KalbarOke.com – Malam itu, Minggu 10 Agustus 2025, udara di Banyusari terasa lembap. Lampu-lampu toko yang mulai meredup memberi tanda pasar akan segera sepi. Namun bagi petugas piket Polsek Banyusari, malam justru baru dimulai.
Aipda Ika Novian Nugraha bersama timnya menyalakan mesin motor dinas. Sirene tak berbunyi—ini bukan razia besar, melainkan patroli Kring Serse, metode pengawasan senyap untuk menyisir lokasi rawan kriminalitas.
Dari Pasar Gempol hingga perbatasan Banyusari – Cilamaya Wetan, mereka melaju pelan, memperhatikan setiap sudut jalan. Di pertokoan, minimarket, hingga kawasan perbankan, tatapan mata mereka mencari tanda-tanda aktivitas mencurigakan: geng motor, pemuda nongkrong sambil minum, atau pelaku 3C (curas, curat, curanmor).
Ketika tiba di sebuah toko jamu di area Pasar Gempol, insting polisi mulai bekerja. Dari luar, toko itu tampak biasa: botol-botol ramuan herbal tersusun rapi. Tapi saat petugas masuk, mata Aipda Ika menangkap dua botol kecil berisi cairan bening—bukan jamu, melainkan arak.
“Ini jelas melanggar,” ucapnya singkat. Pemilik toko hanya terdiam, menatap botol yang kini berada di tangan polisi. Tidak ada perlawanan, hanya percakapan singkat berisi imbauan: jangan menjual minuman beralkohol tanpa izin.
Kapolsek Banyusari, Iptu Budi Santoso, menegaskan bahwa patroli ini bukan sekadar mencari pelanggaran, tapi menjaga kondusifitas wilayah. “Kami ingin masyarakat merasa aman. Patroli seperti ini mencegah tawuran, balapan liar, hingga peredaran miras,” katanya.
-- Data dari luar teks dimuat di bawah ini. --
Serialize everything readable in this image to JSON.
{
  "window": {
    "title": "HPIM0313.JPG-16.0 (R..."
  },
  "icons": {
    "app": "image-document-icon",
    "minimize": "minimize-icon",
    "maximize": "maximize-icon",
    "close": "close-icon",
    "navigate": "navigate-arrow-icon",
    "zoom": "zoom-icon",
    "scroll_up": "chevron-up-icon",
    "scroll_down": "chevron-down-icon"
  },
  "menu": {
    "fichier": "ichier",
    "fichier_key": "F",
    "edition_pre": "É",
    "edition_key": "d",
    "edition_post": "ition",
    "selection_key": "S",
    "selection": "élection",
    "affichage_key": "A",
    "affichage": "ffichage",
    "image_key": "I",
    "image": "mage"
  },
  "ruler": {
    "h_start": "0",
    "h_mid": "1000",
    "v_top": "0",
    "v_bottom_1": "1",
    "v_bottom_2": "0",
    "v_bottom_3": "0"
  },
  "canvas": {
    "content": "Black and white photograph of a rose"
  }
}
Malam itu, polisi tak menemukan geng motor atau kerumunan pemuda yang mabuk. Tapi dua botol arak di toko jamu cukup menjadi pengingat bahwa ketertiban butuh kewaspadaan terus-menerus.
Saat tim patroli kembali menyalakan mesin motor, suasana pasar sudah semakin hening. Hanya terdengar suara knalpot dan desiran angin malam. Tugas malam belum selesai—masih banyak jalan yang harus disusuri demi memastikan Banyusari tetap aman. (*/)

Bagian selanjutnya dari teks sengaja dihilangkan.